Son John Teesdale said Tom Teesdale was a loving father with a good heart and a passion for bicycles.
"It's nice, well, it's not nice, but if you gotta go out, you might as well go out riding your bike," he said.
McGuire said Teesdale was a visiting professor at the university, and he first met him when Teesdale designed a custom bike for McGuire's adult son, who has cerebral palsy.
"I regarded him as a great friend, a mentor," he said. "He just knew so much."

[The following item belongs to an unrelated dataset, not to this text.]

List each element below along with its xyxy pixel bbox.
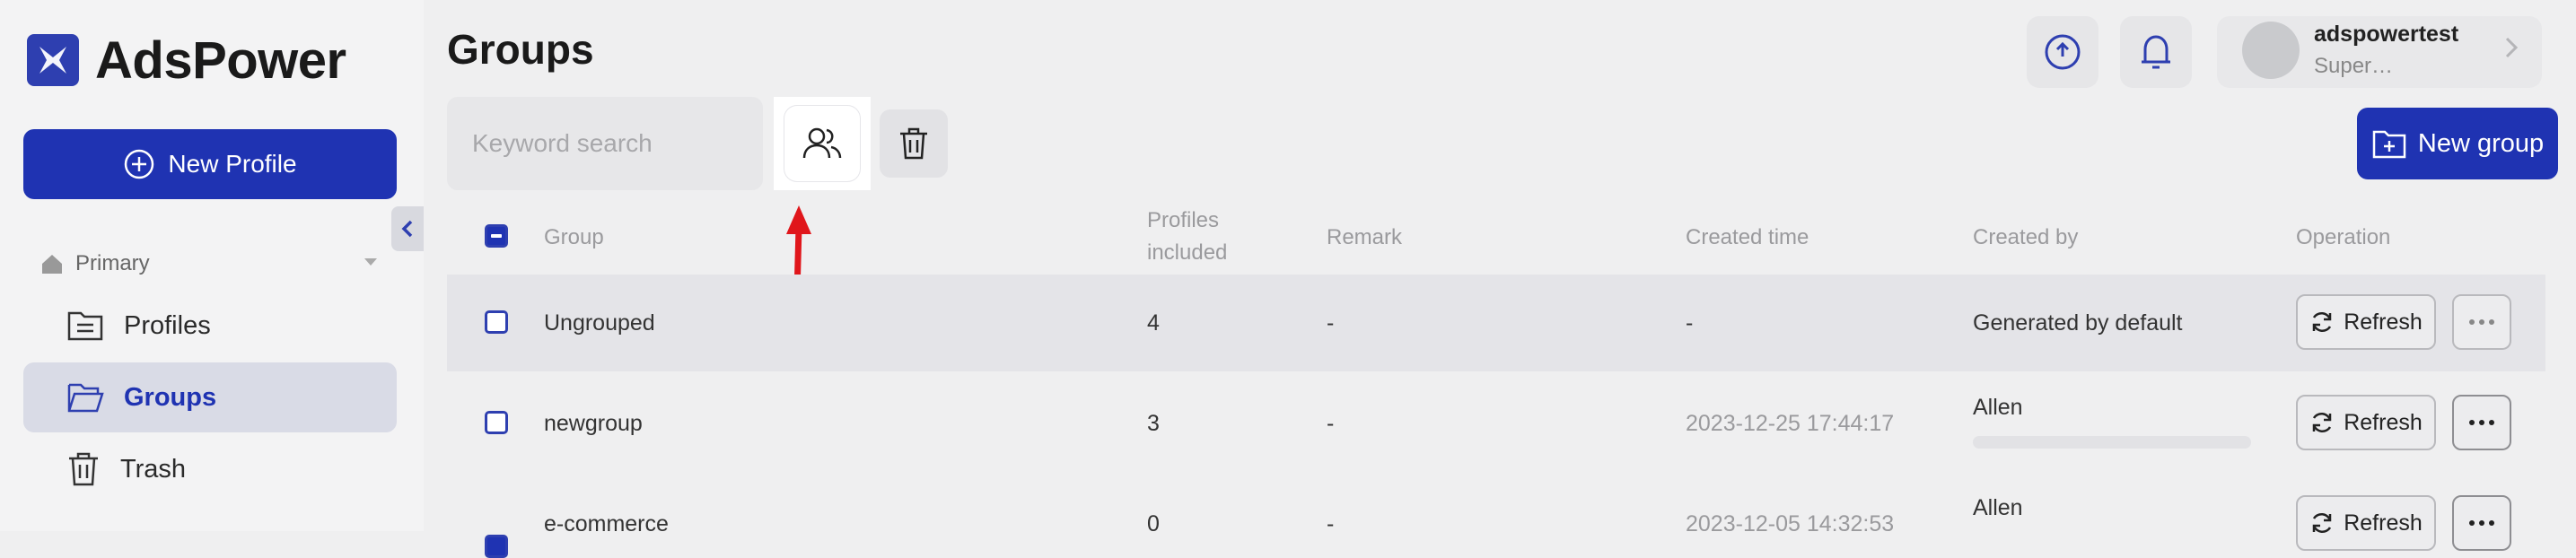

McGuire said Teesdale was quiet, but a wealth of knowledge about the history, design and science behind the bicycle. Teesdale could be "one of the longest contemporary frame-builders still around," he said.
McGuire said Teesdale was at the forefront of mountain bike design, including designing the 1988 Fisher Mt. Tam, which McGuire considers "one of the great bikes made."
Teesdale went on to become a pioneer in the field, working on Gary Fisher bikes, Kona 94 Haole, Barracuda, Yokota Halfdome 93, among many others.
His work has been shown at the Chicago Bicycle Show, and McGuire said at the time of his death, he was designing his first titanium frame to enter with students into the North American Handbuilt Bicycle Show.
"He had a level of precision," he said. "He really strived to make every bike unique for the person it was for. Over the years, he acquired a knowledge of materials that few people will ever achieve just through experience."
Sean O'Harrow, director of the UI Museum of Art, said Teesdale was one of Iowa's many "secret famous people."
"What I think is amazing is that cycling has such a high profile in Iowa, partly because of RAGBRAI, but I think a lot of people had no idea who Tom was," he said.
O'Harrow said he was working with Teesdale to curate an archive of historic materials following bicycle design before his death.
"He was kind of a machine in the sense that he was the ultimate bike builder, bike designer," he said. "He was a real artist and a real craftsman, and a real revolutionary thinker."
Rick Hopson, cardiologist at Mercy Hospital and president of Iowa City Cycling Club, said Teesdale was well-regarded among "old-school cyclists."
"You could buy steel bikes from the factory or you could get a local craftsman to build them," he said. "If you were early into racing in Iowa City, our guy was Tom Teesdale."
Hopson said early on, Teesdale was a popular bike builder for racers, but as the sport trended toward carbon fiber frames, he was forced to branch out into custom recumbents and tandems.
Hopson said he frequently visited the builder at his shop by the river in West Branch.
"It was always kind of hit or miss whether you'd find him," he said. "You'd go up and bang on the door and the whole building would shake as the dog would run up to the door. … It was one of these magical places. You go inside there and there would be, like, a thousand bikes around in various stages of repair and lots of steel tubes and welding equipment. You knew you were talking to the guy."
Teesdale was not a salesman or showman, Hopson said, but a true artisan.
"He was always completely dirty with welding solder and welding glasses and an apron on," he said. "He would sit down and talk with you about what it was. He definitely had the spirit of cycling."
RAGBRAI director T.J. Juskiewicz released a written statement Tuesday saying, "The thoughts and prayers of the entire RAGBRAI Nation are with the family who lost a loved one while he was enjoying RAGBRAI."